Der Apple-Mitbegründer Steve Wozniak schlug vor einigen Jahren in einem Interview vor, stattdessen eine KI in einem fremden Haushalt einen Kaffee kochen zu lassen. Warum dieser Coffee Test sinnvoll und hoch anspruchsvoll ist und welche Fähigkeiten er von einer Künstlichen Intelligenz erfordert, werde ich im Folgenden erklären.

Das Ziel der KI-Forschung ist die Simulation menschlicher Handlungen und ihrer zugrundeliegenden mentalen Zustände (Denken, Fühlen, Überzeugunge, Absichten etc.). Maschinen sollen ein Verhalten zeigen, das, würde es durch einen Menschen vollzogen werden, als intelligent bewertet. Hierfür stehen mittlerweile einige Methoden zur Verfügung, wie machine learning (zumeist basierend auf neuronalen Netzwerken), natural language processing (Spracherkennung und -ausgabe), computer vision (Bilderkennung) und state Space search (Optimierung von Prozessen). Diese Verfahren kommen bei den unterschiedlichsten Simulations-Zielen zum Einsatz und werden immer wieder miteinander kombiniert: So gibt es Synthesen zwischen machine learning und Bilderkennung oder machine learning und natural language processing.

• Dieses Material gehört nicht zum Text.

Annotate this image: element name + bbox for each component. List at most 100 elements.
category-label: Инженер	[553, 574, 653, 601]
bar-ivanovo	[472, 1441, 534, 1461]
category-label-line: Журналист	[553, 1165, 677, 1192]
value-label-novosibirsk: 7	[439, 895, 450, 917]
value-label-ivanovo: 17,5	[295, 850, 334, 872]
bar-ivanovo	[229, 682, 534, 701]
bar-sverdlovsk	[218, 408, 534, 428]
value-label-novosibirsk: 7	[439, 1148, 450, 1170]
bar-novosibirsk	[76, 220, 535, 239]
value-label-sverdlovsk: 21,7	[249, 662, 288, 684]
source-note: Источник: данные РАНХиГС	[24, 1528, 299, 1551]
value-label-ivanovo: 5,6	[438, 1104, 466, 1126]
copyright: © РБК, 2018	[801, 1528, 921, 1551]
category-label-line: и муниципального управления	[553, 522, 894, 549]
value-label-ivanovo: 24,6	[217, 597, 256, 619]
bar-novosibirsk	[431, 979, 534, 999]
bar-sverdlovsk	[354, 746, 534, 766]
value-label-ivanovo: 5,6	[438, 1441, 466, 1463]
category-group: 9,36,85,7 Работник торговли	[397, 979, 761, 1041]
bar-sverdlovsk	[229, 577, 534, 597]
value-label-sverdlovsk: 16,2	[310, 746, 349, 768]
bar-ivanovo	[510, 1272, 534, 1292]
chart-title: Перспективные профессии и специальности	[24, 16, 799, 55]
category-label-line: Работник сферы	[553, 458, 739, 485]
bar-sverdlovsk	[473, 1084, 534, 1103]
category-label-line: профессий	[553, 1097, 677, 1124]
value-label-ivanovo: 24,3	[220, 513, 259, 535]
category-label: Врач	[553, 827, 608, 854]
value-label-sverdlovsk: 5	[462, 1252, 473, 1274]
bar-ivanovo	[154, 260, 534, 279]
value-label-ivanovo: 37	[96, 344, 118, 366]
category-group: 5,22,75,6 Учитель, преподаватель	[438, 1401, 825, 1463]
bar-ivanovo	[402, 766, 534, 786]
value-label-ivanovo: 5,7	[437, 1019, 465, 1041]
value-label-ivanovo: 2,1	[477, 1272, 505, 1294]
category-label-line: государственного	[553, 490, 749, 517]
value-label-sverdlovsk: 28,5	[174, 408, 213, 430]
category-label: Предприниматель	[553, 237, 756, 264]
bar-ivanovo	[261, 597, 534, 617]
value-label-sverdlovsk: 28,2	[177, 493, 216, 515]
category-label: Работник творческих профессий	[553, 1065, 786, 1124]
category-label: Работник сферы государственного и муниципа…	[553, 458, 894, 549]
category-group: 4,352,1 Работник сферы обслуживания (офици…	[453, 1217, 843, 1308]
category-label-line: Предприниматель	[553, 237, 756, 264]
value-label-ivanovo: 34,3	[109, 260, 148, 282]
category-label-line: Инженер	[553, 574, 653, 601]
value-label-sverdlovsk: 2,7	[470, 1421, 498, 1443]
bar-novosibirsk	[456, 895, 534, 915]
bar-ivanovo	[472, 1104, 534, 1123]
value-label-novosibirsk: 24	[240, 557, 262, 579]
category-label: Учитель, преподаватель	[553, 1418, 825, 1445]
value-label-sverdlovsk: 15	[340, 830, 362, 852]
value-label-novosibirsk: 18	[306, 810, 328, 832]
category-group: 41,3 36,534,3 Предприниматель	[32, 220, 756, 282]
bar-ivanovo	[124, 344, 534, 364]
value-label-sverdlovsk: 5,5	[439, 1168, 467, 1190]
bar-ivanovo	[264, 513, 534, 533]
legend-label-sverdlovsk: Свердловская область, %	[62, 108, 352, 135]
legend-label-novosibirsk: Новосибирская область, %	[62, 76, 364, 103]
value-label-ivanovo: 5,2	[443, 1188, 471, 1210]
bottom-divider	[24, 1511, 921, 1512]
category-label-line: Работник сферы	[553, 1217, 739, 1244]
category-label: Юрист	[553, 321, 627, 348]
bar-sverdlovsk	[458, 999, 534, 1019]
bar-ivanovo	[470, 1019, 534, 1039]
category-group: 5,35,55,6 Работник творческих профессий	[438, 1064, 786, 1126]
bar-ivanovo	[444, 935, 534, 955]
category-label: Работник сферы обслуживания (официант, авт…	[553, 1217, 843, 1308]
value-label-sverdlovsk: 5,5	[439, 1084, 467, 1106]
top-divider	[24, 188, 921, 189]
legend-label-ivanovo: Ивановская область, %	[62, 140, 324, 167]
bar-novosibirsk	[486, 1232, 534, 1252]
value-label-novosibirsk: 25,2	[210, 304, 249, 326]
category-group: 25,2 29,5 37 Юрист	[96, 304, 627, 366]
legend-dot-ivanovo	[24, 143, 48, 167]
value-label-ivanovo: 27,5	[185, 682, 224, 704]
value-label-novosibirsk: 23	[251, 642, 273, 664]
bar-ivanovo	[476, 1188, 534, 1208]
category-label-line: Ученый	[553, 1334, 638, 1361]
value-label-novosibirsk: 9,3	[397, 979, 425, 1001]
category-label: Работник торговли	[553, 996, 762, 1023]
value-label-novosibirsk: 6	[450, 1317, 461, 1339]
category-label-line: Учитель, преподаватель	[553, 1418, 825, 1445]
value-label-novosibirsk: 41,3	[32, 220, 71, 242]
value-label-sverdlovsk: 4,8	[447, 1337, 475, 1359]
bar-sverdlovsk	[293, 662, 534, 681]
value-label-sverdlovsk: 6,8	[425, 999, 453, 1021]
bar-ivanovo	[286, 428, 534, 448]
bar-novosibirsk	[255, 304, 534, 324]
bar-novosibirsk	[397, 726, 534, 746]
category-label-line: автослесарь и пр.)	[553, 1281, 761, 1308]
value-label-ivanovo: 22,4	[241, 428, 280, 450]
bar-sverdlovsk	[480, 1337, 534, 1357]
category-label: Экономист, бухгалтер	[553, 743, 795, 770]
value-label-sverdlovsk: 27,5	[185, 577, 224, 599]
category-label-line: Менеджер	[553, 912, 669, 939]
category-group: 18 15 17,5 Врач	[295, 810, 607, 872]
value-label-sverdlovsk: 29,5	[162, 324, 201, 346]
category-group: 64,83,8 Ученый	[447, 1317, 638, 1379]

Welche Fähigkeiten und Kenntnisse benötigt eine KI für das erfolgreiche Bestehen des Coffee Tests? Zuerst einmal müsste eine Künstliche Intelligenz eine Küche als Küche erkennen. Eine KI könnte durchaus darauf trainiert werden, bestimmte Schnittmengen von vorher eingegebenen Küchenbildern zu abstrahieren und so lernen eine Küche von einem Arbeitszimmer zu unterscheiden. Klare Indizien wie Kühlschrank, Herd und vielleicht ein Toaster können beim Erkennen wichtige Dienste leisten. Vielleicht müsste man noch einmal nachbessern, wenn die KI in einer Wohnküche oder Pantry-Küche landet und sich verwirrt im Kreis dreht.

Ebenfalls trainierbar: Sie müsste mithin wissen, welche Utensilien sie benötigt, je nach Art der Kaffeemaschine und wo diese in der Küche zu finden sind und sich flexibel auf die Gegebenheiten ihrer Umwelt einstellen. Eine Kapselmaschine bedarf anderer Handgriffe als eine Filtermaschine oder eine, bei der die Kaffeebohnen zuerst noch gemahlen werden müssen.

Dementsprechend müsste sie auch das “Rezept” kennen, so bspw. bei einer Filtermaschine das richtige Verhältnis von Kaffee und Wasser. Und woran erkennt sie sicher, dass das braune Pulver in einer Dose tatsächlich Kaffee ist, wenn ihr keine olfaktorischen Erfahrungen zur Verfügung stehen, weil sie nicht riechen kann?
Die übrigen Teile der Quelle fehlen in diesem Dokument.